几名长老联手将它拓宽,发现了一个巨大的元石矿,并且离石矿不到两里路,就是元髓所在地。
“元髓?”
“嗯,这个元石矿规模不小,元髓数量也很多。”
程默心中那个悔啊,那天那头妖追了出去,战斗很久,如果当初自己胆子再大一点,不立即逃走,而是寻找“妖穴”,便会发现这个元髓。
别人不易将它们弄走,但自己能啊,将它们一起弄到空间来。
想一想元髓的元气浓度吧,它可能会是极品元石浓度的一千倍!
自己什么也不要做,只要整天呆在元髓上修炼上一两年时间,多半便突破到奠基期!
刘仙长不知道他的心思,大约说完,问:“那你逃出来,这段时间又去了哪里?”
“刘仙长,我原来的村子被溪平岭的山匪给祸害了,平时我不敢出去,正好利用这次机会,去了溪平岭。”
“太过冒险。”
主要刘仙长弄不清楚程默真正的战斗力,以一个羽腾中期的修士对付五六百名山匪,是有着极大的风险性。

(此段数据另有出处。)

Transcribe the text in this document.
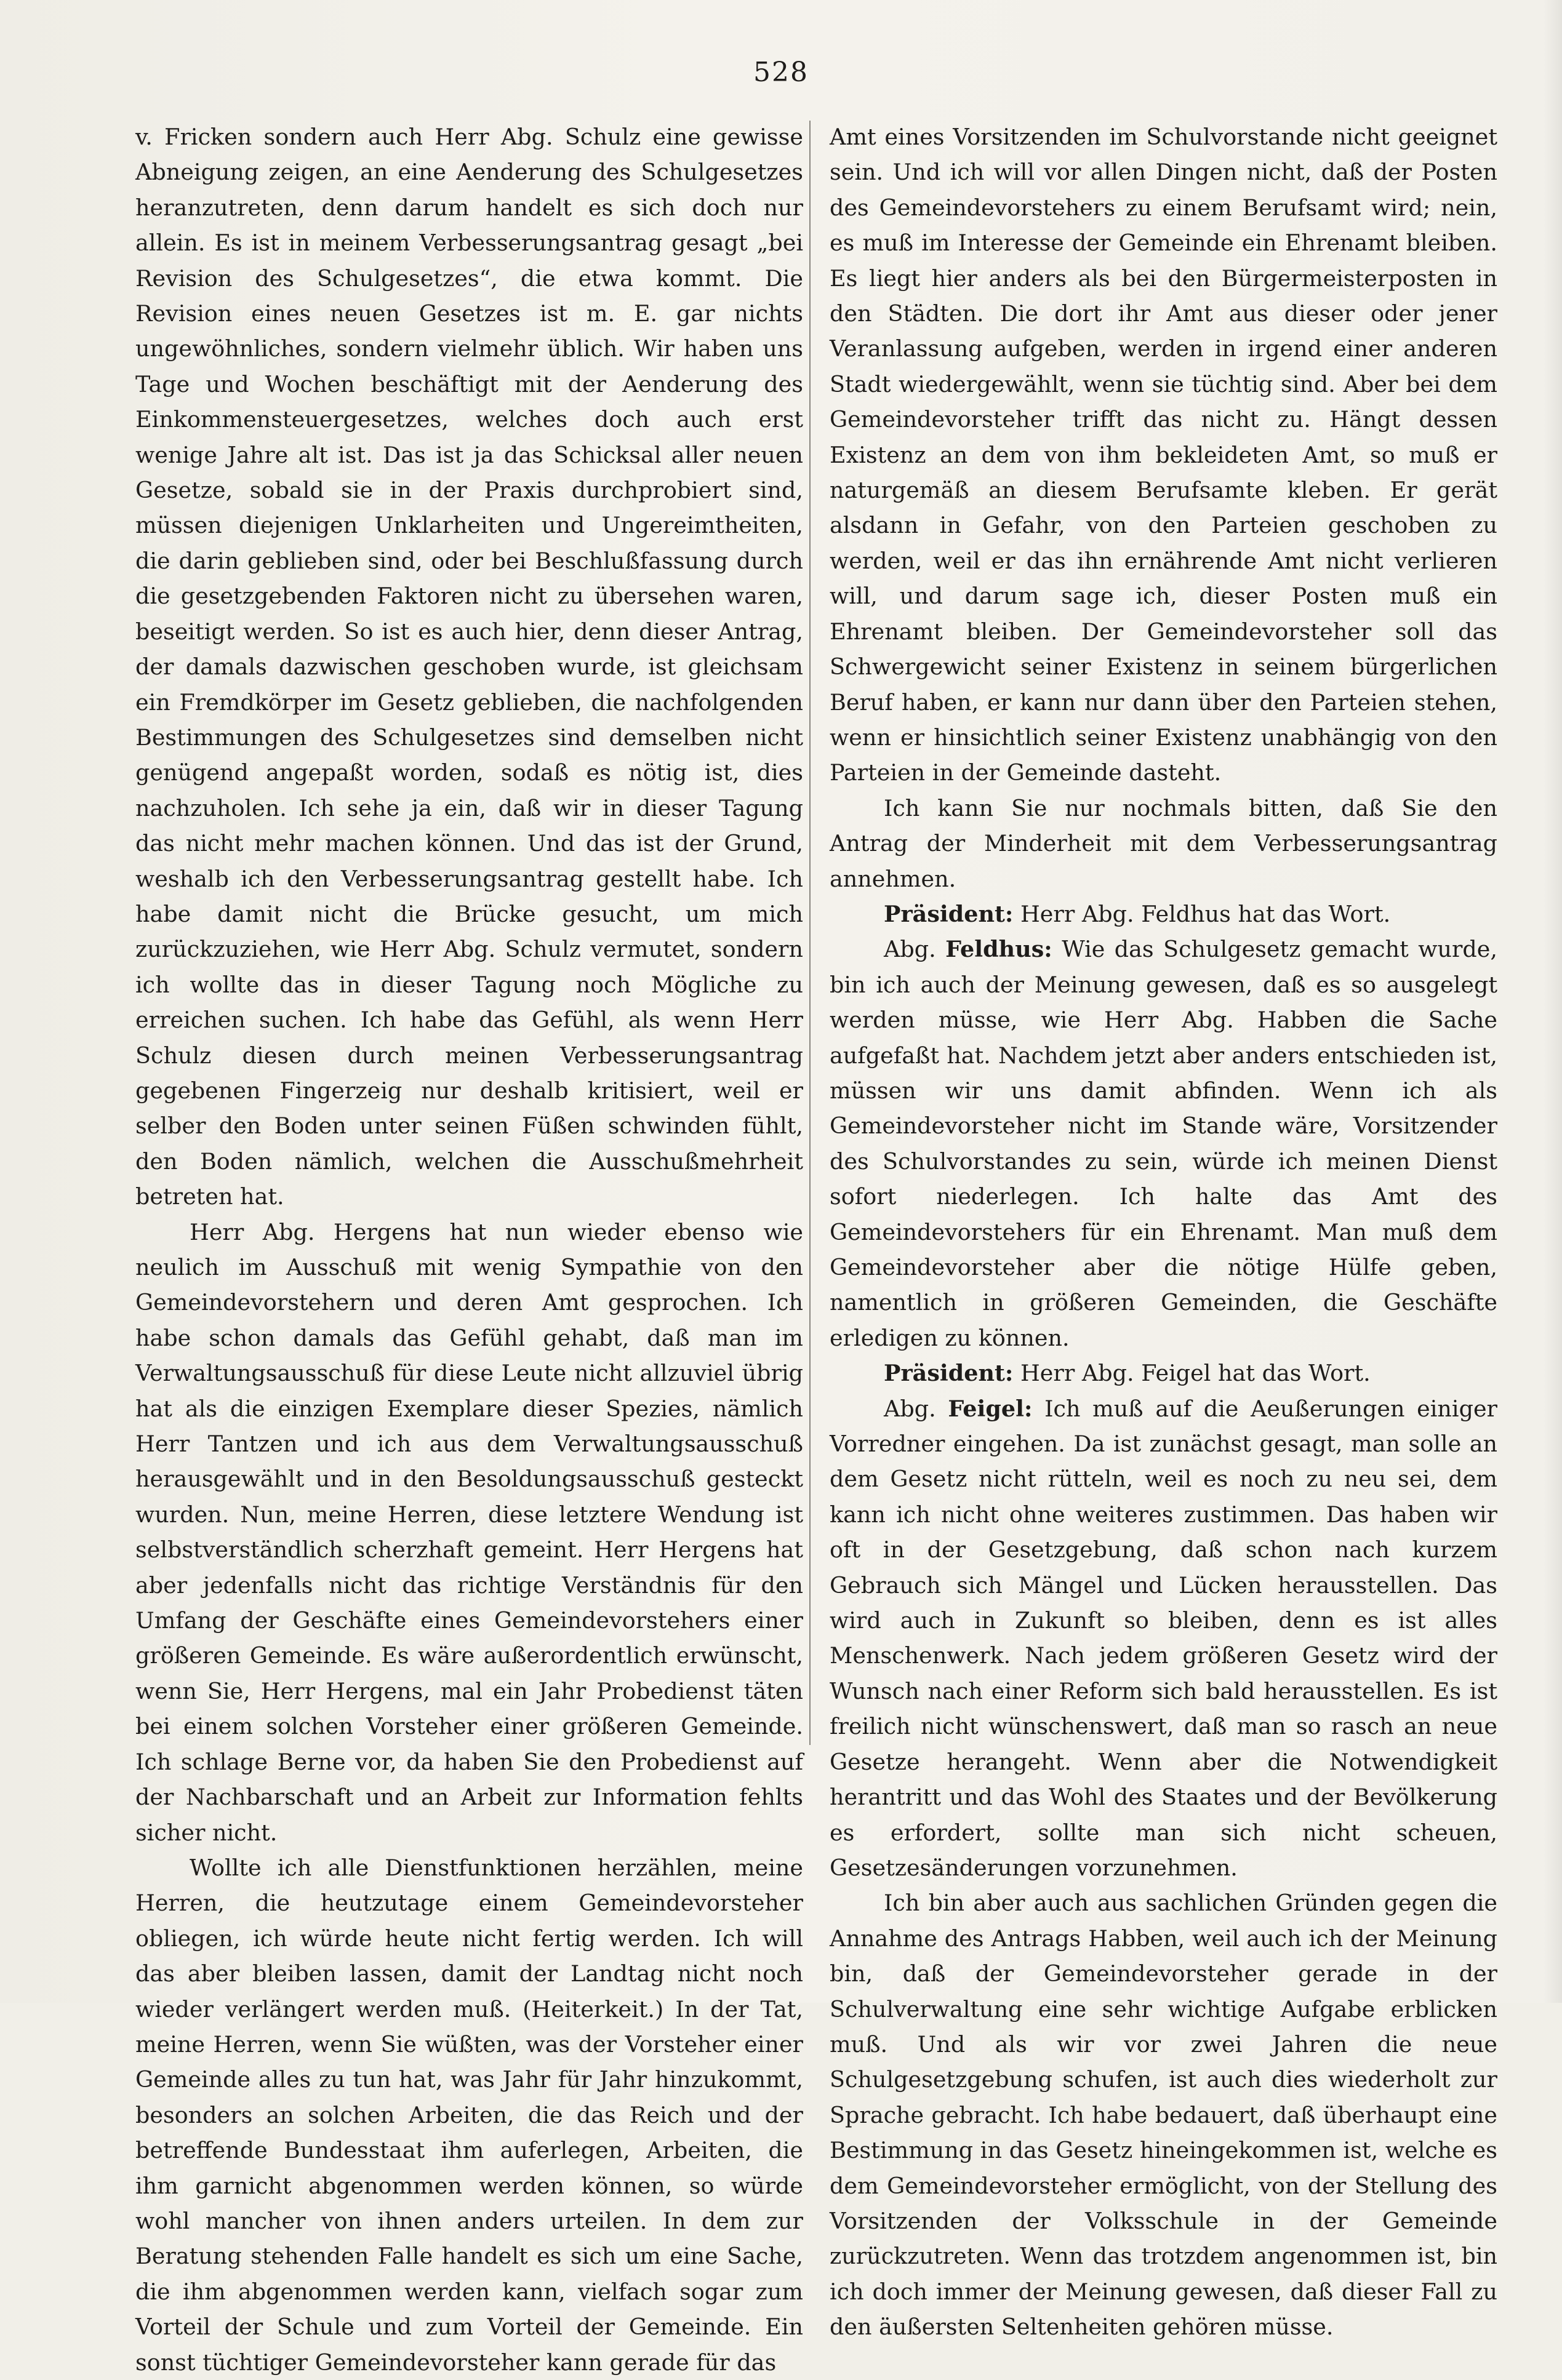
528

v. Fricken sondern auch Herr Abg. Schulz eine gewisse Abneigung zeigen, an eine Aenderung des Schulgesetzes heranzutreten, denn darum handelt es sich doch nur allein. Es ist in meinem Verbesserungsantrag gesagt „bei Revision des Schulgesetzes“, die etwa kommt. Die Revision eines neuen Gesetzes ist m. E. gar nichts ungewöhnliches, sondern vielmehr üblich. Wir haben uns Tage und Wochen beschäftigt mit der Aenderung des Einkommensteuergesetzes, welches doch auch erst wenige Jahre alt ist. Das ist ja das Schicksal aller neuen Gesetze, sobald sie in der Praxis durchprobiert sind, müssen diejenigen Unklarheiten und Ungereimtheiten, die darin geblieben sind, oder bei Beschlußfassung durch die gesetzgebenden Faktoren nicht zu übersehen waren, beseitigt werden. So ist es auch hier, denn dieser Antrag, der damals dazwischen geschoben wurde, ist gleichsam ein Fremdkörper im Gesetz geblieben, die nachfolgenden Bestimmungen des Schulgesetzes sind demselben nicht genügend angepaßt worden, sodaß es nötig ist, dies nachzuholen. Ich sehe ja ein, daß wir in dieser Tagung das nicht mehr machen können. Und das ist der Grund, weshalb ich den Verbesserungsantrag gestellt habe. Ich habe damit nicht die Brücke gesucht, um mich zurückzuziehen, wie Herr Abg. Schulz vermutet, sondern ich wollte das in dieser Tagung noch Mögliche zu erreichen suchen. Ich habe das Gefühl, als wenn Herr Schulz diesen durch meinen Verbesserungsantrag gegebenen Fingerzeig nur deshalb kritisiert, weil er selber den Boden unter seinen Füßen schwinden fühlt, den Boden nämlich, welchen die Ausschußmehrheit betreten hat.

Herr Abg. Hergens hat nun wieder ebenso wie neulich im Ausschuß mit wenig Sympathie von den Gemeindevorstehern und deren Amt gesprochen. Ich habe schon damals das Gefühl gehabt, daß man im Verwaltungsausschuß für diese Leute nicht allzuviel übrig hat als die einzigen Exemplare dieser Spezies, nämlich Herr Tantzen und ich aus dem Verwaltungsausschuß herausgewählt und in den Besoldungsausschuß gesteckt wurden. Nun, meine Herren, diese letztere Wendung ist selbstverständlich scherzhaft gemeint. Herr Hergens hat aber jedenfalls nicht das richtige Verständnis für den Umfang der Geschäfte eines Gemeindevorstehers einer größeren Gemeinde. Es wäre außerordentlich erwünscht, wenn Sie, Herr Hergens, mal ein Jahr Probedienst täten bei einem solchen Vorsteher einer größeren Gemeinde. Ich schlage Berne vor, da haben Sie den Probedienst auf der Nachbarschaft und an Arbeit zur Information fehlts sicher nicht.

Wollte ich alle Dienstfunktionen herzählen, meine Herren, die heutzutage einem Gemeindevorsteher obliegen, ich würde heute nicht fertig werden. Ich will das aber bleiben lassen, damit der Landtag nicht noch wieder verlängert werden muß. (Heiterkeit.) In der Tat, meine Herren, wenn Sie wüßten, was der Vorsteher einer Gemeinde alles zu tun hat, was Jahr für Jahr hinzukommt, besonders an solchen Arbeiten, die das Reich und der betreffende Bundesstaat ihm auferlegen, Arbeiten, die ihm garnicht abgenommen werden können, so würde wohl mancher von ihnen anders urteilen. In dem zur Beratung stehenden Falle handelt es sich um eine Sache, die ihm abgenommen werden kann, vielfach sogar zum Vorteil der Schule und zum Vorteil der Gemeinde. Ein sonst tüchtiger Gemeindevorsteher kann gerade für das

Amt eines Vorsitzenden im Schulvorstande nicht geeignet sein. Und ich will vor allen Dingen nicht, daß der Posten des Gemeindevorstehers zu einem Berufsamt wird; nein, es muß im Interesse der Gemeinde ein Ehrenamt bleiben. Es liegt hier anders als bei den Bürgermeisterposten in den Städten. Die dort ihr Amt aus dieser oder jener Veranlassung aufgeben, werden in irgend einer anderen Stadt wiedergewählt, wenn sie tüchtig sind. Aber bei dem Gemeindevorsteher trifft das nicht zu. Hängt dessen Existenz an dem von ihm bekleideten Amt, so muß er naturgemäß an diesem Berufsamte kleben. Er gerät alsdann in Gefahr, von den Parteien geschoben zu werden, weil er das ihn ernährende Amt nicht verlieren will, und darum sage ich, dieser Posten muß ein Ehrenamt bleiben. Der Gemeindevorsteher soll das Schwergewicht seiner Existenz in seinem bürgerlichen Beruf haben, er kann nur dann über den Parteien stehen, wenn er hinsichtlich seiner Existenz unabhängig von den Parteien in der Gemeinde dasteht.

Ich kann Sie nur nochmals bitten, daß Sie den Antrag der Minderheit mit dem Verbesserungsantrag annehmen.

Präsident: Herr Abg. Feldhus hat das Wort.

Abg. Feldhus: Wie das Schulgesetz gemacht wurde, bin ich auch der Meinung gewesen, daß es so ausgelegt werden müsse, wie Herr Abg. Habben die Sache aufgefaßt hat. Nachdem jetzt aber anders entschieden ist, müssen wir uns damit abfinden. Wenn ich als Gemeindevorsteher nicht im Stande wäre, Vorsitzender des Schulvorstandes zu sein, würde ich meinen Dienst sofort niederlegen. Ich halte das Amt des Gemeindevorstehers für ein Ehrenamt. Man muß dem Gemeindevorsteher aber die nötige Hülfe geben, namentlich in größeren Gemeinden, die Geschäfte erledigen zu können.

Präsident: Herr Abg. Feigel hat das Wort.

Abg. Feigel: Ich muß auf die Aeußerungen einiger Vorredner eingehen. Da ist zunächst gesagt, man solle an dem Gesetz nicht rütteln, weil es noch zu neu sei, dem kann ich nicht ohne weiteres zustimmen. Das haben wir oft in der Gesetzgebung, daß schon nach kurzem Gebrauch sich Mängel und Lücken herausstellen. Das wird auch in Zukunft so bleiben, denn es ist alles Menschenwerk. Nach jedem größeren Gesetz wird der Wunsch nach einer Reform sich bald herausstellen. Es ist freilich nicht wünschenswert, daß man so rasch an neue Gesetze herangeht. Wenn aber die Notwendigkeit herantritt und das Wohl des Staates und der Bevölkerung es erfordert, sollte man sich nicht scheuen, Gesetzesänderungen vorzunehmen.

Ich bin aber auch aus sachlichen Gründen gegen die Annahme des Antrags Habben, weil auch ich der Meinung bin, daß der Gemeindevorsteher gerade in der Schulverwaltung eine sehr wichtige Aufgabe erblicken muß. Und als wir vor zwei Jahren die neue Schulgesetzgebung schufen, ist auch dies wiederholt zur Sprache gebracht. Ich habe bedauert, daß überhaupt eine Bestimmung in das Gesetz hineingekommen ist, welche es dem Gemeindevorsteher ermöglicht, von der Stellung des Vorsitzenden der Volksschule in der Gemeinde zurückzutreten. Wenn das trotzdem angenommen ist, bin ich doch immer der Meinung gewesen, daß dieser Fall zu den äußersten Seltenheiten gehören müsse.
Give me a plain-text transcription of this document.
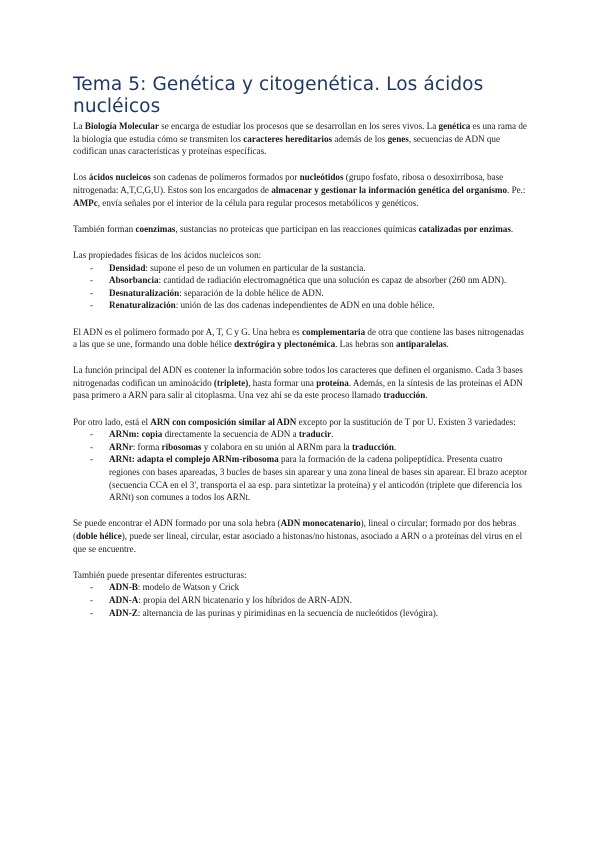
Tema 5: Genética y citogenética. Los ácidos nucléicos

La Biología Molecular se encarga de estudiar los procesos que se desarrollan en los seres vivos. La genética es una rama de la biología que estudia cómo se transmiten los caracteres hereditarios además de los genes, secuencias de ADN que codifican unas características y proteínas específicas.

Los ácidos nucleicos son cadenas de polímeros formados por nucleótidos (grupo fosfato, ribosa o desoxirribosa, base nitrogenada: A,T,C,G,U). Estos son los encargados de almacenar y gestionar la información genética del organismo. Pe.: AMPc, envía señales por el interior de la célula para regular procesos metabólicos y genéticos.

También forman coenzimas, sustancias no proteicas que participan en las reacciones químicas catalizadas por enzimas.

Las propiedades físicas de los ácidos nucleicos son:

- Densidad: supone el peso de un volumen en particular de la sustancia.
- Absorbancia: cantidad de radiación electromagnética que una solución es capaz de absorber (260 nm ADN).
- Desnaturalización: separación de la doble hélice de ADN.
- Renaturalización: unión de las dos cadenas independientes de ADN en una doble hélice.

El ADN es el polímero formado por A, T, C y G. Una hebra es complementaria de otra que contiene las bases nitrogenadas a las que se une, formando una doble hélice dextrógira y plectonémica. Las hebras son antiparalelas.

La función principal del ADN es contener la información sobre todos los caracteres que definen el organismo. Cada 3 bases nitrogenadas codifican un aminoácido (triplete), hasta formar una proteína. Además, en la síntesis de las proteínas el ADN pasa primero a ARN para salir al citoplasma. Una vez ahí se da este proceso llamado traducción.

Por otro lado, está el ARN con composición similar al ADN excepto por la sustitución de T por U. Existen 3 variedades:

- ARNm: copia directamente la secuencia de ADN a traducir.
- ARNr: forma ribosomas y colabora en su unión al ARNm para la traducción.
- ARNt: adapta el complejo ARNm-ribosoma para la formación de la cadena polipeptídica. Presenta cuatro regiones con bases apareadas, 3 bucles de bases sin aparear y una zona lineal de bases sin aparear. El brazo aceptor (secuencia CCA en el 3', transporta el aa esp. para sintetizar la proteína) y el anticodón (triplete que diferencia los ARNt) son comunes a todos los ARNt.

Se puede encontrar el ADN formado por una sola hebra (ADN monocatenario), lineal o circular; formado por dos hebras (doble hélice), puede ser lineal, circular, estar asociado a histonas/no histonas, asociado a ARN o a proteínas del virus en el que se encuentre.

También puede presentar diferentes estructuras:

- ADN-B: modelo de Watson y Crick
- ADN-A: propia del ARN bicatenario y los híbridos de ARN-ADN.
- ADN-Z: alternancia de las purinas y pirimidinas en la secuencia de nucleótidos (levógira).
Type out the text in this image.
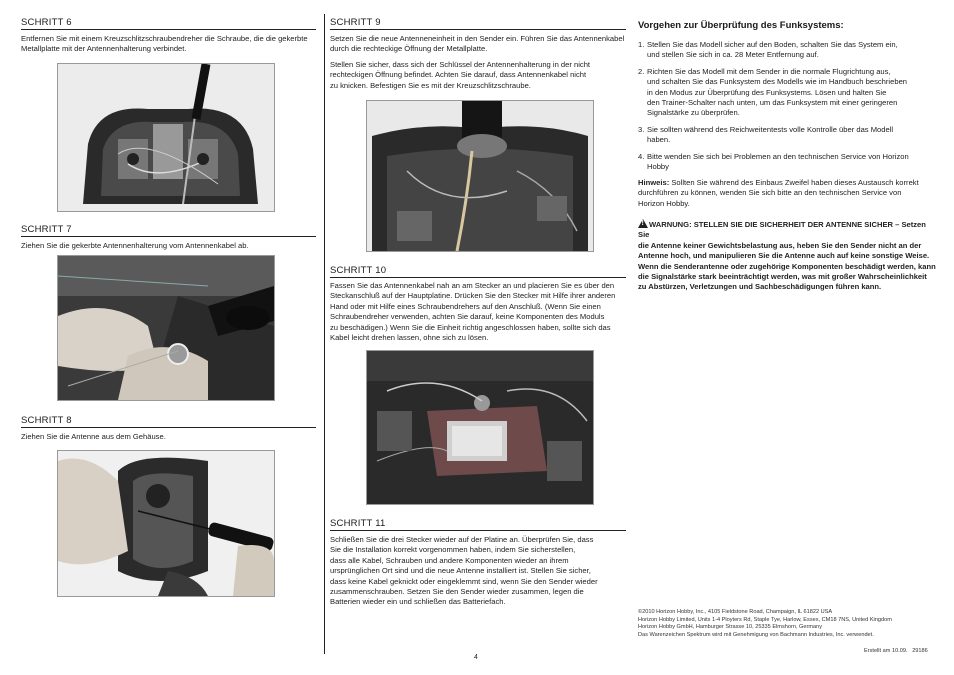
SCHRITT 6
Entfernen Sie mit einem Kreuzschlitzschraubendreher die Schraube, die die gekerbte
Metallplatte mit der Antennenhalterung verbindet.
SCHRITT 7
Ziehen Sie die gekerbte Antennenhalterung vom Antennenkabel ab.
SCHRITT 8
Ziehen Sie die Antenne aus dem Gehäuse.
SCHRITT 9
Setzen Sie die neue Antenneneinheit in den Sender ein. Führen Sie das Antennenkabel
durch die rechteckige Öffnung der Metallplatte.
Stellen Sie sicher, dass sich der Schlüssel der Antennenhalterung in der nicht
rechteckigen Öffnung befindet. Achten Sie darauf, dass Antennenkabel nicht
zu knicken. Befestigen Sie es mit der Kreuzschlitzschraube.
SCHRITT 10
Fassen Sie das Antennenkabel nah an am Stecker an und placieren Sie es über den
Steckanschluß auf der Hauptplatine. Drücken Sie den Stecker mit Hilfe ihrer anderen
Hand oder mit Hilfe eines Schraubendrehers auf den Anschluß. (Wenn Sie einen
Schraubendreher verwenden, achten Sie darauf, keine Komponenten des Moduls
zu beschädigen.) Wenn Sie die Einheit richtig angeschlossen haben, sollte sich das
Kabel leicht drehen lassen, ohne sich zu lösen.
SCHRITT 11
Schließen Sie die drei Stecker wieder auf der Platine an. Überprüfen Sie, dass
Sie die Installation korrekt vorgenommen haben, indem Sie sicherstellen,
dass alle Kabel, Schrauben und andere Komponenten wieder an ihrem
ursprünglichen Ort sind und die neue Antenne installiert ist. Stellen Sie sicher,
dass keine Kabel geknickt oder eingeklemmt sind, wenn Sie den Sender wieder
zusammenschrauben. Setzen Sie den Sender wieder zusammen, legen die
Batterien wieder ein und schließen das Batteriefach.
4
Vorgehen zur Überprüfung des Funksystems:
1. Stellen Sie das Modell sicher auf den Boden, schalten Sie das System ein,
und stellen Sie sich in ca. 28 Meter Entfernung auf.
2. Richten Sie das Modell mit dem Sender in die normale Flugrichtung aus,
und schalten Sie das Funksystem des Modells wie im Handbuch beschrieben
in den Modus zur Überprüfung des Funksystems. Lösen und halten Sie
den Trainer-Schalter nach unten, um das Funksystem mit einer geringeren
Signalstärke zu überprüfen.
3. Sie sollten während des Reichweitentests volle Kontrolle über das Modell
haben.
4. Bitte wenden Sie sich bei Problemen an den technischen Service von Horizon
Hobby
Hinweis: Sollten Sie während des Einbaus Zweifel haben dieses Austausch korrekt
durchführen zu können, wenden Sie sich bitte an den technischen Service von
Horizon Hobby.
!WARNUNG: STELLEN SIE DIE SICHERHEIT DER ANTENNE SICHER – Setzen Sie
die Antenne keiner Gewichtsbelastung aus, heben Sie den Sender nicht an der
Antenne hoch, und manipulieren Sie die Antenne auch auf keine sonstige Weise.
Wenn die Senderantenne oder zugehörige Komponenten beschädigt werden, kann
die Signalstärke stark beeinträchtigt werden, was mit großer Wahrscheinlichkeit
zu Abstürzen, Verletzungen und Sachbeschädigungen führen kann.
©2010 Horizon Hobby, Inc., 4105 Fieldstone Road, Champaign, IL 61822 USA
Horizon Hobby Limited, Units 1-4 Ployters Rd, Staple Tye, Harlow, Essex, CM18 7NS, United Kingdom
Horizon Hobby GmbH, Hamburger Strasse 10, 25335 Elmshorn, Germany
Das Warenzeichen Spektrum wird mit Genehmigung von Bachmann Industries, Inc. verwendet.
Erstellt am 10.09.   29186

“此仇不能不报,开始我乘他们不备,击毙了一些。后来不敌,我便潜到了柔木门试练区试练了一段时间,将各系法术融合后,又潜出来。在我不断骚扰下,他们自己崩溃了,四散而逃。但我法力还是太弱,只击毙了一部分人。”
真相是溪平岭的山匪在他连续几夜攻击下,终于溃逃,程默带着戾气,在后面追杀,几乎八成山匪被他击毙。随后他释放出匪寨关押的妇女小孩子,又将匪巢里的财货发放给他们,让他们回家,再一把火,将这个匪寨烧掉。